# VK | Trick or Treat 2017



## Stroodlepuff (20/10/17)

Its that time of year again where the Vape King Goblins come out to play!

We are a little late to the party this year due to the moving of our HQ but the spell has been cast and the goblins are awake!

*For those of you who are unfamiliar with Vape King Trick or Treat read the below to learn how it works:*

*Trick or Treat is a fun little game Vape King plays every year for the month of October.*

*Purchase over R1500.00 from participating Vape King stores and Online on halloween and you will receive a free Trick or Treat juice.*

*What are the trick or treat juices you ask?*

*Thats the fun part - 8 liquids and you dont know what you will get other than a name - the flavour profiles will be revealed at the end of October.*

*Some are good, some are bad, hence the name trick or treat. In the past they have just received numbers but we thought we would have some fun this year and give them actual names.*

*Flavors*
*could be anything from Sour Milk to delicious Cakes but nobody besides the mixers know which is which, so no trying to pick our brains *

*None of the flavors exist currently in the Vape King range so have some fun and try guess what they are!*

Here is a little sneak peak into what the goblins are up to this year 



​

Reactions: Like 2 | Creative 1


----------



## Stroodlepuff (31/10/17)

Dont forget you can get your trick or treat at any Vape King store or online today simply by purchasing over R1500.00

Reactions: Like 1


----------



## Stroodlepuff (6/11/17)

TRICK OR TREAT 2017 FLAVOUR REVEAL:




*Go 6 feet under and indulge in a lemon cheesecake that is so good its deadly!*

*

*

*Nails to the coffin or Nails on a chalkboard, both are equally as bad! This gingerbeer float is so tangy it will send shivers up your spine.


*

*The Kiss of death is so named because one taste will have you dying for more, this infusion of apricots, coconut and butterscotch is so good the reaper himself chose it to lure you in!*

*

*

*This flavour will leave you white in the face, a mixture of sour condensed milk, bubblegum and white chocolate was put there purely to confuse your senses!*

*

*

*Aaaaaaaaaah! Stewed fruits and chocolate custard, sounds nice **doesn't** it? Thats why it will give you a fright when you taste it....



*
*Mmmmmm Green guts, the zombies love them and so will you this awesome berry tart mixed with vanilla custard is so tasty your guts will be green with envy of those who still have when its done.*

*

*

*Braaaaains!

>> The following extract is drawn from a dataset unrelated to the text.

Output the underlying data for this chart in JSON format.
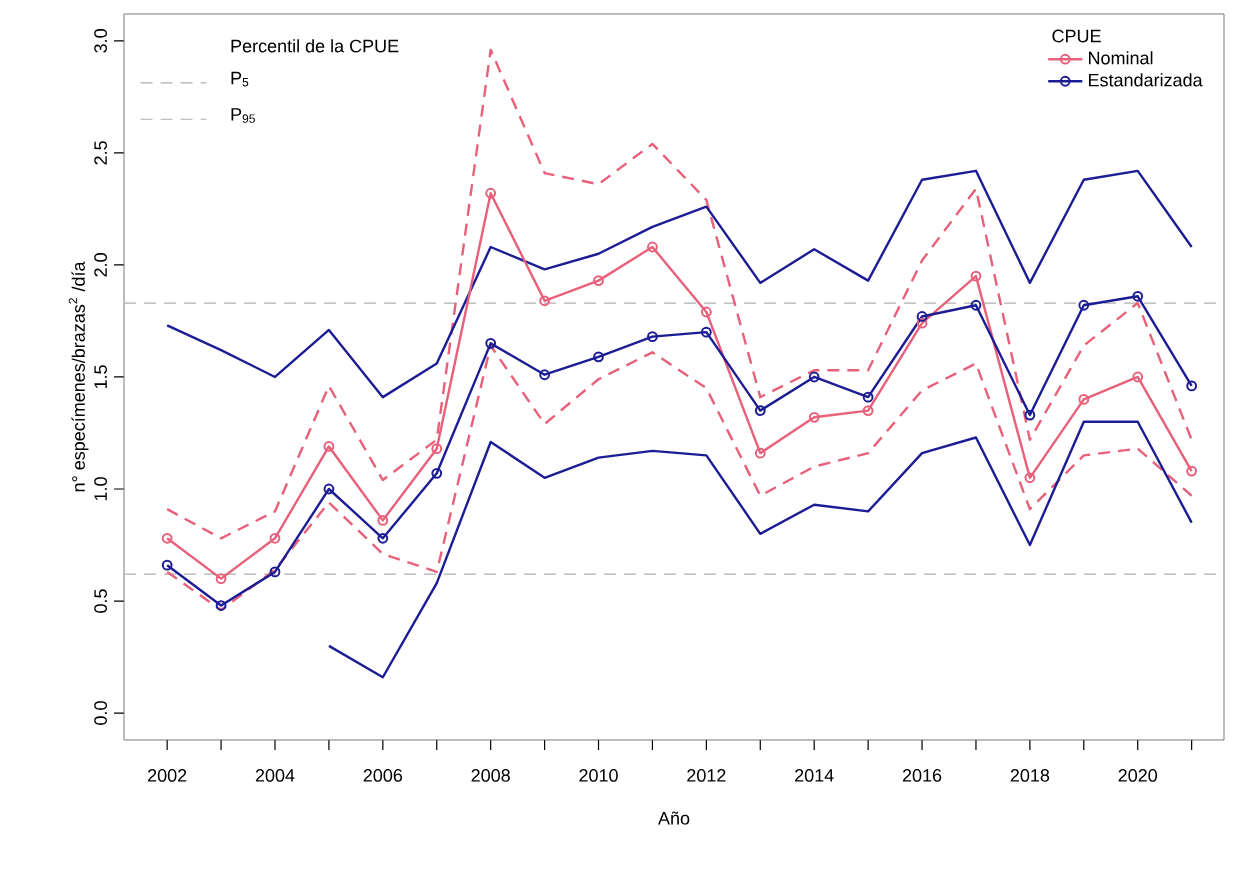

We all know Zombies have strange taste, I mean lets just be real who eats brains, well they do, they also vape popcorn **that's** been made in sambuca with marshmallows melted over it, nasty!




Blood and gore will make you go on a killing spree searching for the creator, This mixture of caramel popcorn and coffee may be nice to some but we'll leave that for you to decide!*​

Reactions: Winner 3


----------



## Silver (6/11/17)

Super labels @Stroodlepuff 
Those names!


----------